The value of net metering
Imagine it’s a sunny afternoon and your solar panels are producing more energy than your home needs. The extra energy flows into the grid where it can be used by your neighbors. In return, your utility rewards you with credit on your electric bill that is equal to the current electricity market rate.
That’s net metering, a policy that rewards solar owners for sharing excess energy production with their neighbors.
The current net metering policy provides a path to financial freedom amidst utility rate hikes and ongoing inflation. It helps solar owners maintain consistent bills throughout the year. Net metering savings also help more people access solar because it’s easier to make up the initial investment.
But net metering doesn’t just benefit solar owners. More solar energy flowing to the grid reduces energy costs for everyone. It reduces the need for utilities to build out expensive energy infrastructure, like peaker plants, gas pipelines, or transmission lines.
Dominion Energy’s failed proposal
Dominion wanted to significantly reduce fair crediting to solar. Here’s what they tried, and failed, to get approved:
- Cut solar credits by 32%. Dominion wants to reduce the net metering credit from $0.14/kWh to $0.095/kW, undervaluing solar and making it harder for solar owners to recoup their investment.
- Shorten the crediting period from 12 months to just 30 minutes. This change doesn’t give customers adequate time to get credit for producing more energy than they consume.

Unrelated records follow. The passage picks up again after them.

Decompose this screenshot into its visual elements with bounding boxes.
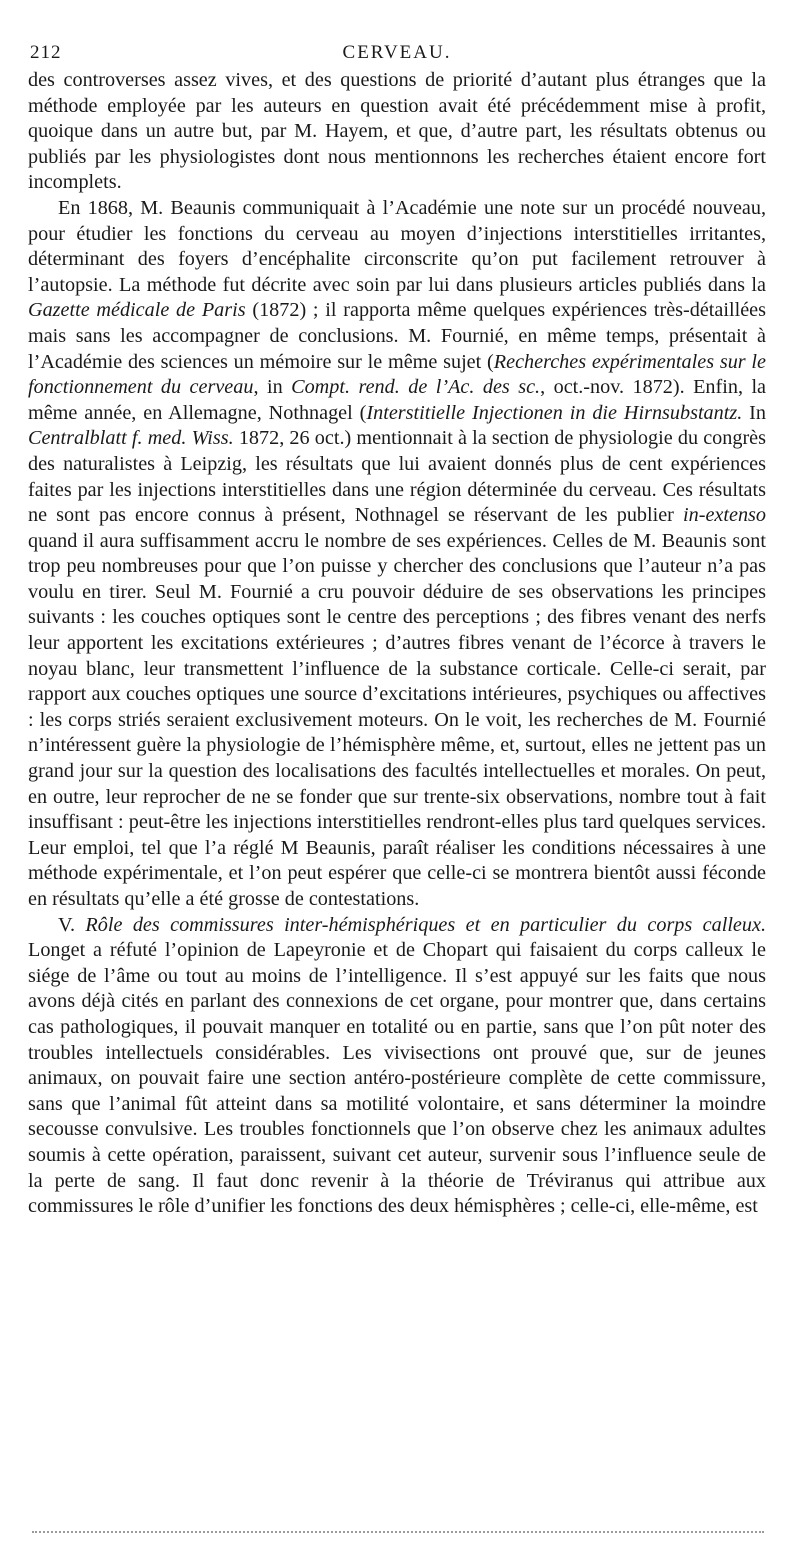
italic-text-run: Gazette médicale de Paris <box>28 299 246 322</box>
text-run: In <box>742 401 766 424</box>
text-run: , oct.-nov. 1872). Enfin, la même année, en Allemagne, Nothnagel ( <box>28 376 767 424</box>
running-head <box>28 38 766 68</box>
italic-text-run: Interstitielle Injectionen in die Hirnsubstantz. <box>366 401 743 424</box>
body-text <box>28 68 766 1220</box>
italic-text-run: Recherches expérimentales sur le fonctionnement du cerveau <box>28 350 767 399</box>
paragraph-p2 <box>28 196 766 913</box>
italic-text-run: Centralblatt f. med. Wiss. <box>28 427 234 450</box>
text-run: (1872) ; il rapporta même quelques expériences très-détaillées mais sans les accompagner de conclusions. M. Fournié, en même temps, présentait à l’Académie des sciences un mémoire sur le même sujet ( <box>28 299 766 373</box>
paragraph-p1 <box>28 68 766 196</box>
text-run: 1872, 26 oct.) mentionnait à la section de physiologie du congrès des naturalistes à Leipzig, les résultats que lui avaient donnés plus de cent expériences faites par les injections interstitielles dans une région déterminée du cerveau. Ces résultats ne sont pas encore connus à présent, Nothnagel se réservant de les publier <box>28 427 766 527</box>
text-run: des controverses assez vives, et des questions de priorité d’autant plus étranges que la méthode employée par les auteurs en question avait été précédemment mise à profit, quoique dans un autre but, par M. Hayem, et que, d’autre part, les résultats obtenus ou publiés par les physiologistes dont nous mentionnons les recherches étaient encore fort incomplets. <box>28 69 766 194</box>
text-run: quand il aura suffisamment accru le nombre de ses expériences. Celles de M. Beaunis sont trop peu nombreuses pour que l’on puisse y chercher des conclusions que l’auteur n’a pas voulu en tirer. Seul M. Fournié a cru pouvoir déduire de ses observations les principes suivants : les couches optiques sont le centre des perceptions ; des fibres venant des nerfs leur apportent les excitations extérieures ; d’autres fibres venant de l’écorce à travers le noyau blanc, leur transmettent l’influence de la substance corticale. Celle-ci serait, par rapport aux couches optiques une source d’excitations intérieures, psychiques ou affectives : les corps striés seraient exclusivement moteurs. On le voit, les recherches de M. Fournié n’intéressent guère la physiologie de l’hémisphère même, et, surtout, elles ne jettent pas un grand jour sur la question des localisations des facultés intellectuelles et morales. On peut, en outre, leur reprocher de ne se fonder que sur trente-six observations, nombre tout à fait insuffisant : peut-être les injections interstitielles rendront-elles plus tard quelques services. Leur emploi, tel que l’a réglé M Beaunis, paraît réaliser les conditions nécessaires à une méthode expérimentale, et l’on peut espérer que celle-ci se montrera bientôt aussi féconde en résultats qu’elle a été grosse de contestations. <box>28 529 766 910</box>
text-run: En 1868, M. Beaunis communiquait à l’Académie une note sur un procédé nouveau, pour étudier les fonctions du cerveau au moyen d’injections interstitielles irritantes, déterminant des foyers d’encéphalite circonscrite qu’on put facilement retrouver à l’autopsie. La méthode fut décrite avec soin par lui dans plusieurs articles publiés dans la <box>28 196 766 296</box>
text-run: Longet a réfuté l’opinion de Lapeyronie et de Chopart qui faisaient du corps calleux le siége de l’âme ou tout au moins de l’intelligence. Il s’est appuyé sur les faits que nous avons déjà cités en parlant des connexions de cet organe, pour montrer que, dans certains cas pathologiques, il pouvait manquer en totalité ou en partie, sans que l’on pût noter des troubles intellectuels considérables. Les vivisections ont prouvé que, sur de jeunes animaux, on pouvait faire une section antéro-postérieure complète de cette commissure, sans que l’animal fût atteint dans sa motilité volontaire, et sans déterminer la moindre secousse convulsive. Les troubles fonctionnels que l’on observe chez les animaux adultes soumis à cette opération, paraissent, suivant cet auteur, survenir sous l’influence seule de la perte de sang. Il faut donc revenir à la théorie de Tréviranus qui attribue aux commissures le rôle d’unifier les fonctions des deux hémisphères ; celle-ci, elle-même, est <box>28 939 766 1218</box>
text-run: , in <box>253 376 292 399</box>
italic-text-run: in-extenso <box>683 504 766 527</box>
page-number: 212 <box>30 42 62 63</box>
italic-text-run: Rôle des commissures inter-hémisphériques et en particulier du corps calleux. <box>85 913 766 936</box>
text-run: V. <box>58 913 86 936</box>
book-page <box>28 38 766 1220</box>
paragraph-p3 <box>28 913 766 1220</box>
footer-rule <box>32 1531 764 1533</box>
italic-text-run: Compt. rend. de l’Ac. des sc. <box>291 376 541 399</box>
running-title: CERVEAU. <box>342 42 452 63</box>
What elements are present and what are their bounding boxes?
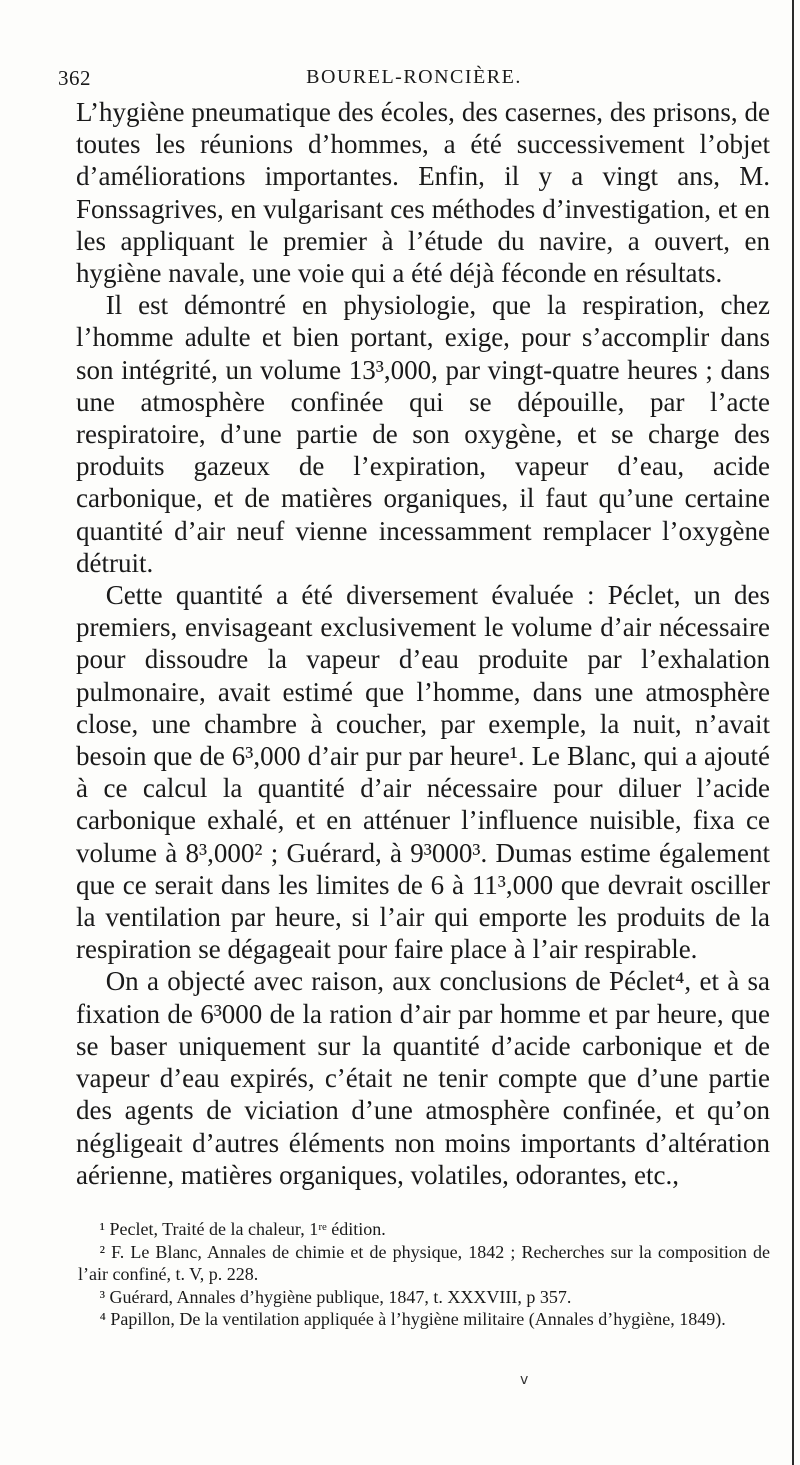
footnotes (78, 1218, 770, 1331)
footnote: ³ Guérard, Annales d’hygiène publique, 1847, t. XXXVIII, p 357. (99, 1286, 572, 1307)
paragraph: Cette quantité a été diversement évaluée : Péclet, un des premiers, envisageant exclusivement le volume d’air nécessaire pour dissoudre la vapeur d’eau produite par l’exhalation pulmonaire, avait estimé que l’homme, dans une atmosphère close, une chambre à coucher, par exemple, la nuit, n’avait besoin que de 6³,000 d’air pur par heure¹. Le Blanc, qui a ajouté à ce calcul la quantité d’air nécessaire pour diluer l’acide carbonique exhalé, et en atténuer l’influence nuisible, fixa ce volume à 8³,000² ; Guérard, à 9³000³. Dumas estime également que ce serait dans les limites de 6 à 11³,000 que devrait osciller la ventilation par heure, si l’air qui emporte les produits de la respiration se dégageait pour faire place à l’air respirable. (76, 580, 770, 965)
paragraph: On a objecté avec raison, aux conclusions de Péclet⁴, et à sa fixation de 6³000 de la ration d’air par homme et par heure, que se baser uniquement sur la quantité d’acide carbonique et de vapeur d’eau expirés, c’était ne tenir compte que d’une partie des agents de viciation d’une atmosphère confinée, et qu’on négligeait d’autres éléments non moins importants d’altération aérienne, matières organiques, volatiles, odorantes, etc., (76, 966, 770, 1190)
footnote: ¹ Peclet, Traité de la chaleur, 1ʳᵉ édition. (99, 1219, 386, 1239)
paragraph: Il est démontré en physiologie, que la respiration, chez l’homme adulte et bien portant, exige, pour s’accomplir dans son intégrité, un volume 13³,000, par vingt-quatre heures ; dans une atmosphère confinée qui se dépouille, par l’acte respiratoire, d’une partie de son oxygène, et se charge des produits gazeux de l’expiration, vapeur d’eau, acide carbonique, et de matières organiques, il faut qu’une certaine quantité d’air neuf vienne incessamment remplacer l’oxygène détruit. (76, 290, 770, 578)
footnote: ⁴ Papillon, De la ventilation appliquée à l’hygiène militaire (Annales d’hygiène, 1849). (99, 1309, 726, 1329)
paragraph: L’hygiène pneumatique des écoles, des casernes, des prisons, de toutes les réunions d’hommes, a été successivement l’objet d’améliorations importantes. Enfin, il y a vingt ans, M. Fonssagrives, en vulgarisant ces méthodes d’investigation, et en les appliquant le premier à l’étude du navire, a ouvert, en hygiène navale, une voie qui a été déjà féconde en résultats. (76, 97, 770, 289)
page-edge-line (792, 0, 794, 1465)
running-head: BOUREL-RONCIÈRE. (306, 66, 522, 88)
footnote: ² F. Le Blanc, Annales de chimie et de physique, 1842 ; Recherches sur la composition de l’air confiné, t. V, p. 228. (78, 1241, 770, 1284)
page-header (58, 66, 770, 96)
stray-mark: v (520, 1372, 529, 1388)
body-text (76, 96, 770, 1191)
page-number: 362 (58, 66, 91, 90)
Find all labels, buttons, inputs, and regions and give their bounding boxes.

Brandon Praileau, Virginia Program Director at Solar United Neighbors, shares that this proposal, if passed, “would rob future solar owners of an opportunity to save on their energy cost,” as well as rob all Virginians of a way to hedge against rising energy costs.
Massive public support for net metering in Virginia
Solar supporters fought hard this winter to convince the SCC to protect net metering, often using our talking points to highlight the value of net metering to the grid and Commonwealth as a whole. On January 20 and 21, the SCC held an evidentiary hearing where they read public comments, heard in-person testimony from solar advocates, and heard expert witness testimony from intervenors, like SUN, and Dominion.
Supporters submitted 1,300 written public comments in the docket, a record amount, and over 50 people signed up for in-person or telephonic testimony. Our phone banking volunteers helped make over 100 calls to spread the word and drive this historic surge in public engagement.